SENEGAL-HISTOIRE-PUBLICATION
Dakar, 29 mai (APS) – L’ouvrage que l’universitaire sénégalais Mamadou Youri Sall vient de consacrer à la révolution du Fuuta-Tooro, entre la fin du 17e siècle et le début du 18e, souligne toute la part du savoir dans la conduite de ce mouvement de réforme ayant placé la bonne gouvernance au centre de ses objectifs.
Intitulé “La révolution du Fuuta-Tooro, Almaami Abdul Qaadiri Kan (1776-1806)”, cet ouvrage sorti en mars dernier, sous le label du centre de recherche “Baajoordo”, a été présenté mercredi à Dakar, au cours d’une cérémonie de dédicace.
Son auteur, Mamadou Youri Sall, enseignant-chercheur à l’université Gaston Berger de Saint-Louis (UGB), y évoque l’héritage de “Almaami Abdul”, l’une des figures marquantes de ce un mouvement de réforme islamique visant à établir un État théocratique, fondé sur les principes de la charia et mettant fin à la pratique de l’esclavage.

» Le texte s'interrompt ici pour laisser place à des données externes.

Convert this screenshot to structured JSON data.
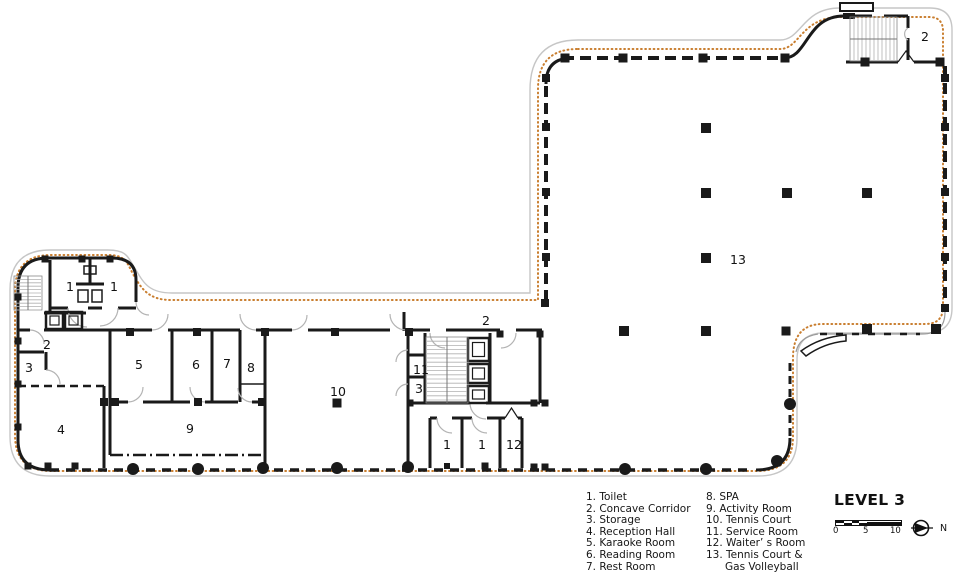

Si “Ceerno Sileymaani Baal”, fondateur de “l’Almaamiya”, s’est imposé comme le leader de la révolution du Fuuta-Tooro, “Almaami Abdul” peut être considéré comme “le ‘véritable maître d’œuvre” de cette nouvelle forme étatique, lui qui a mis en oeuvre la vision réformatrice du chef, selon la thèse de l’auteur.
L’ouvrage de Mamadou Youri Sall démontre en effet comment “Almaami Abdul” a fait rayonner “l’Almaamiya” au-delà des frontières du Fuuta, faisant de ce royaume de la vallée du fleuve Sénégal, coincé entre le sud de l’actuelle Mauritanie et le nord du Sénégal, “un Etat vertueux, juste et bien gouverné” à l’échelle de l’Afrique à cette époque.
La question de la bonne gouvernance, du patriotisme et de la souveraineté “est toujours d’actualité aujourd’hui. Souleymane Baal est quelqu’un de la province du Toro, qui a réuni tout le Fuuta pour dire qu’il nous faut la prospérité, la sécurité, la justice, combattons ensemble pour que cela règne au Fuuta”, explique l’auteur.
”La révolution du Fuuta-Tooro est une révolution du savoir. Ce sont des hommes de sciences qui se sont révoltés pour dire qu’on doit changer la donne, mais pas à la manière des Européens et des Américains, sans verser beaucoup de sang, sans guillotine”, a-t-il ajouté.
Selon le professeur Sall, cette révolution menée durant 7 ans, avait surtout consisté à convaincre les habitants du Fuuta-Tooro d’opérer un changement de régime.
Le message des révolutionnaires, dit-il, se dessinait comme suit : “Faisons tout pour que le Fuuta soit prospère, ait de la sécurité, soit libre de toute domination. Et avec beaucoup de raison, ils ont réussi”.
Les lettrés devenaient tous des ”Toro” à cette époque, ce qui leur permettait de gagner en considération sociale et d’accéder au pouvoir à l’occasion.
Intervenant lors de cette cérémonie de présentation, l’égyptologue Moussa Lam a insisté sur deux éléments contenus dans l’ouvrage, à savoir le changement des noms typiques aux Peuls et la question de l’accès à l’élection.
”Dans l’ouvrage, on remarque qu’il y avait un changement des noms typiquement peuls ou toorodo. A quel moment le passage s’est-il fait ? Était-il progressif, dans la durée ou brutal ?”, s’interroge-t-il, en signalant aussi seules deux des sept régions du Fouta bénéficiait du droit de vote à cette époque.
”C’était une zone musulmane où il y avait beaucoup de familles qui ont travaillé pour organiser la société”, a noté de son côté le professeur El Hadj Mamadou Saidou Bâ, avant de revenir sur le contexte socio-politique du ”Fuuta-Tooro” à cette époque où des savants ont réussi à impulser un système politique particulier à partir d’une reforme de grande ampleur.
Mamadou Youri Sall dirige le centre de recherche sur le patrimoine intellectuel africain dénommé ”Baajoordo”. Il est également auteur de plusieurs publications relatives à l’histoire de l’érudition en Afrique de l’Ouest.